"Göğü kucaklayıp getirdim sana
Kokla
Açılırsın…"
1969'da Stonewall ayaklanmalarının hemen ardından LGBTİ+ haklarını destekleme amaçlı 3 gazete ve dünyanın pek çok yerinde dernekler kurulduğu gibi bugün de sayısız yayın, sivil toplum örgütü, film, tiyatro ve eylemle direnişini çağdaş gruplardan aldığı güçle sürdüren LGBTİ+ varlığı, en çok da kendi direnişini yaşatarak bu mücadeleyi sürdürmektedir.
Gerici grupların, iktidarın, gücü elinde tutanların, mahalle bekçilerinin, erk sevdalılarının, toplumsal cinsiyet rollerini dayatan patriyarkanın nefretine inat ; rengarenk varoluşun kabulünün ısrarındayız.

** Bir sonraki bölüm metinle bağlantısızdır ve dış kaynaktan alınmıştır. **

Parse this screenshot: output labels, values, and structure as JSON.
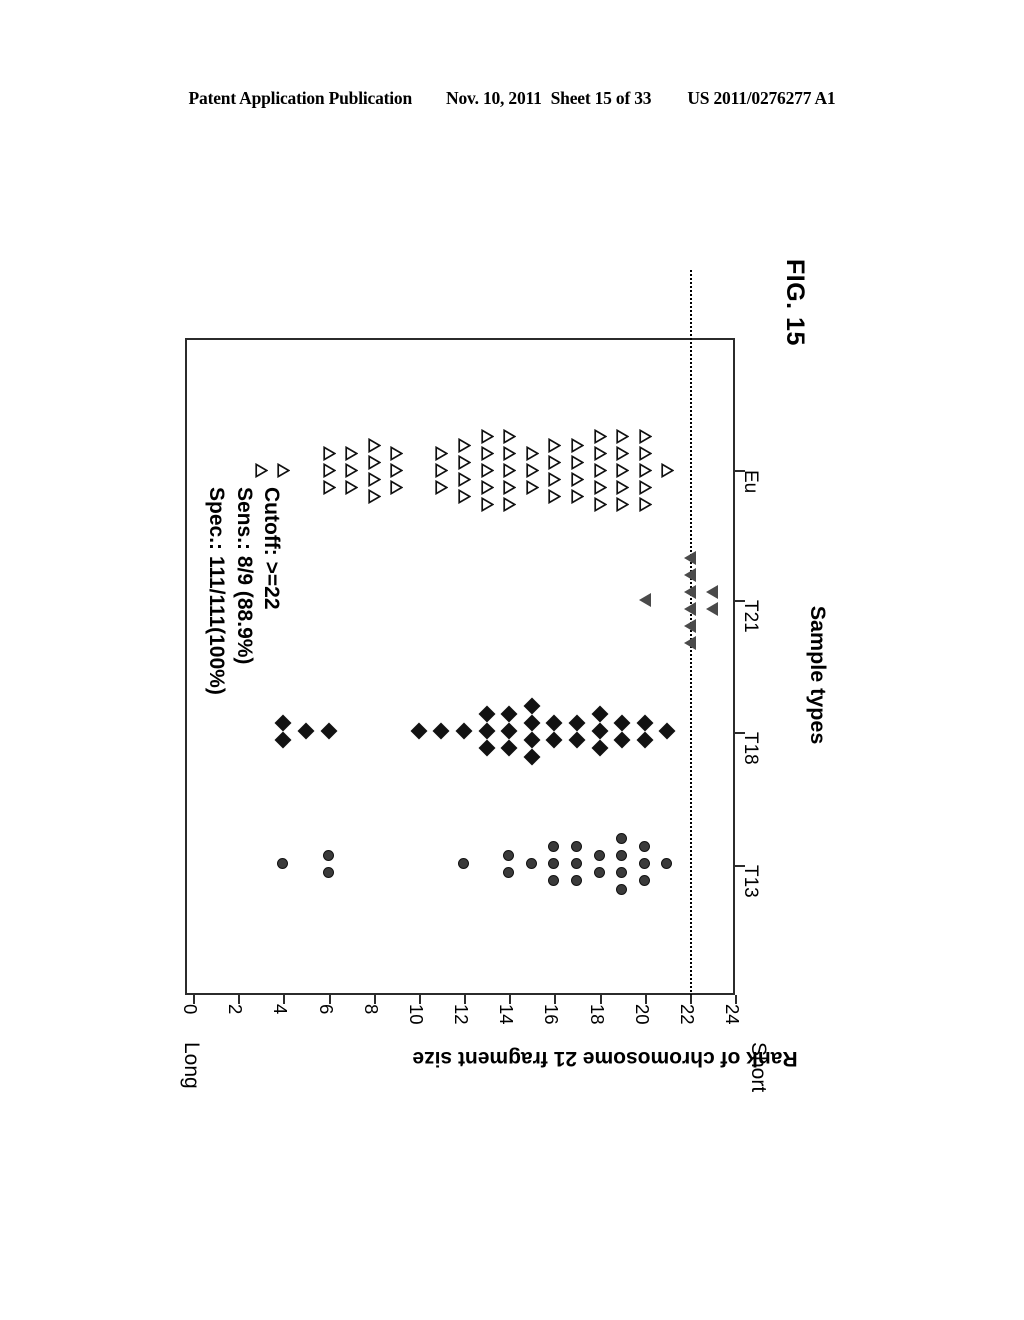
{
  "header": {
    "publication": "Patent Application Publication",
    "date": "Nov. 10, 2011",
    "sheet": "Sheet 15 of 33",
    "patent_number": "US 2011/0276277 A1"
  },
  "figure": {
    "label": "FIG. 15"
  },
  "annotation": {
    "line1": "Cutoff: >=22",
    "line2": "Sens.: 8/9 (88.9%)",
    "line3": "Spec.: 111/111(100%)"
  },
  "axes": {
    "rank_title": "Rank of chromosome 21 fragment size",
    "rank_low_label": "Long",
    "rank_high_label": "Short",
    "category_title": "Sample types",
    "rank_ticks": [
      "0",
      "2",
      "4",
      "6",
      "8",
      "10",
      "12",
      "14",
      "16",
      "18",
      "20",
      "22",
      "24"
    ],
    "categories": [
      "T13",
      "T18",
      "T21",
      "Eu"
    ]
  },
  "chart_data": {
    "type": "scatter",
    "title": "FIG. 15",
    "xlabel": "Rank of chromosome 21 fragment size",
    "ylabel": "Sample types",
    "xlim": [
      0,
      24
    ],
    "xticks": [
      0,
      2,
      4,
      6,
      8,
      10,
      12,
      14,
      16,
      18,
      20,
      22,
      24
    ],
    "categories": [
      "T13",
      "T18",
      "T21",
      "Eu"
    ],
    "grid": false,
    "legend": "none",
    "cutoff": {
      "value": 22,
      "label": "Cutoff: >=22",
      "style": "dotted"
    },
    "statistics": {
      "sensitivity": "8/9 (88.9%)",
      "sensitivity_value": 88.9,
      "specificity": "111/111(100%)",
      "specificity_value": 100.0
    },
    "annotations": [
      "Cutoff: >=22",
      "Sens.: 8/9 (88.9%)",
      "Spec.: 111/111(100%)"
    ],
    "endpoint_labels": {
      "low": "Long",
      "high": "Short"
    },
    "series": [
      {
        "name": "T13",
        "marker": "filled-circle",
        "color": "#3a3a3a",
        "ranks": [
          4,
          6,
          6,
          12,
          14,
          14,
          15,
          16,
          16,
          16,
          17,
          17,
          17,
          18,
          18,
          19,
          19,
          20,
          20,
          20,
          20,
          21,
          21,
          21,
          21
        ],
        "stacks": [
          {
            "rank": 4,
            "count": 1
          },
          {
            "rank": 6,
            "count": 2
          },
          {
            "rank": 12,
            "count": 1
          },
          {
            "rank": 14,
            "count": 2
          },
          {
            "rank": 15,
            "count": 1
          },
          {
            "rank": 16,
            "count": 3
          },
          {
            "rank": 17,
            "count": 3
          },
          {
            "rank": 18,
            "count": 2
          },
          {
            "rank": 19,
            "count": 4
          },
          {
            "rank": 20,
            "count": 3
          },
          {
            "rank": 21,
            "count": 1
          }
        ]
      },
      {
        "name": "T18",
        "marker": "filled-diamond",
        "color": "#121212",
        "stacks": [
          {
            "rank": 4,
            "count": 2
          },
          {
            "rank": 5,
            "count": 1
          },
          {
            "rank": 6,
            "count": 1
          },
          {
            "rank": 10,
            "count": 1
          },
          {
            "rank": 11,
            "count": 1
          },
          {
            "rank": 12,
            "count": 1
          },
          {
            "rank": 13,
            "count": 3
          },
          {
            "rank": 14,
            "count": 3
          },
          {
            "rank": 15,
            "count": 4
          },
          {
            "rank": 16,
            "count": 2
          },
          {
            "rank": 17,
            "count": 2
          },
          {
            "rank": 18,
            "count": 3
          },
          {
            "rank": 19,
            "count": 2
          },
          {
            "rank": 20,
            "count": 2
          },
          {
            "rank": 21,
            "count": 1
          }
        ]
      },
      {
        "name": "T21",
        "marker": "filled-triangle",
        "color": "#4a4a4a",
        "stacks": [
          {
            "rank": 20,
            "count": 1
          },
          {
            "rank": 22,
            "count": 6
          },
          {
            "rank": 23,
            "count": 2
          }
        ]
      },
      {
        "name": "Eu",
        "marker": "open-triangle",
        "color": "#ffffff",
        "stacks": [
          {
            "rank": 3,
            "count": 1
          },
          {
            "rank": 4,
            "count": 1
          },
          {
            "rank": 6,
            "count": 3
          },
          {
            "rank": 7,
            "count": 3
          },
          {
            "rank": 8,
            "count": 4
          },
          {
            "rank": 9,
            "count": 3
          },
          {
            "rank": 11,
            "count": 3
          },
          {
            "rank": 12,
            "count": 4
          },
          {
            "rank": 13,
            "count": 5
          },
          {
            "rank": 14,
            "count": 5
          },
          {
            "rank": 15,
            "count": 3
          },
          {
            "rank": 16,
            "count": 4
          },
          {
            "rank": 17,
            "count": 4
          },
          {
            "rank": 18,
            "count": 5
          },
          {
            "rank": 19,
            "count": 5
          },
          {
            "rank": 20,
            "count": 5
          },
          {
            "rank": 21,
            "count": 1
          }
        ]
      }
    ]
  }
}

Nazi toplama kamplarında vurulan siyah ve pembe üçgen damgaları da Stonewall'da yaşananlar da
12 Eylül döneminde trenlere bindirilerek gerçekleştirilen sürgünler de
İran'daki ve diğer pek çok gerici ülkedeki infazlar da
Ülker Sokak da
Esat-Eryaman da
Bornova Sokağı da
kayıplarımız da
sesiniz de
sessizliğiniz de
işkence uygulayan ve LGBTİ+’ları yıllardır yaşadıkları yerlerden sürgün etmek için adını kitaplara yazdırmış kolluk güçleriniz de "hafıza"mızda.
Bu hafızanın onlara bıraktığı mirası Boğaziçi, ODTÜ, Çanakkale, Antep, İstanbul, Datça ve muhtemel diğer şehirlerdeki onur haftalarına yönelik yasaklama kararlarıyla, barışçıl protesto hakkını kullananlara uygulanan işkence ve cezalandırma politikalarıyla, nefret söylemleriyle sahiplenenlerin karşısında olmaya devam edeceğiz. Türkiye Cumhuriyeti Anayasası ve tarafı olduğumuz uluslararası sözleşmeler tarafından korunan temel hak ve özgürlükleri savunmayı sürdüreceğiz.
Avukatlık Kanununun 76 ve 95. maddelerinde düzenlendiği gibi amaçlarından biri de insan haklarını savunmak ve korumak olan barolar için şimdiye kadar geç kalınmış koca bir adım olsa da LGBTİ+ Hakları komisyonunu kuran ilk baro olmanın gururu ile sesleniyoruz: İzmir Barosu olarak bu onurlu yürüyüşün yanındayız.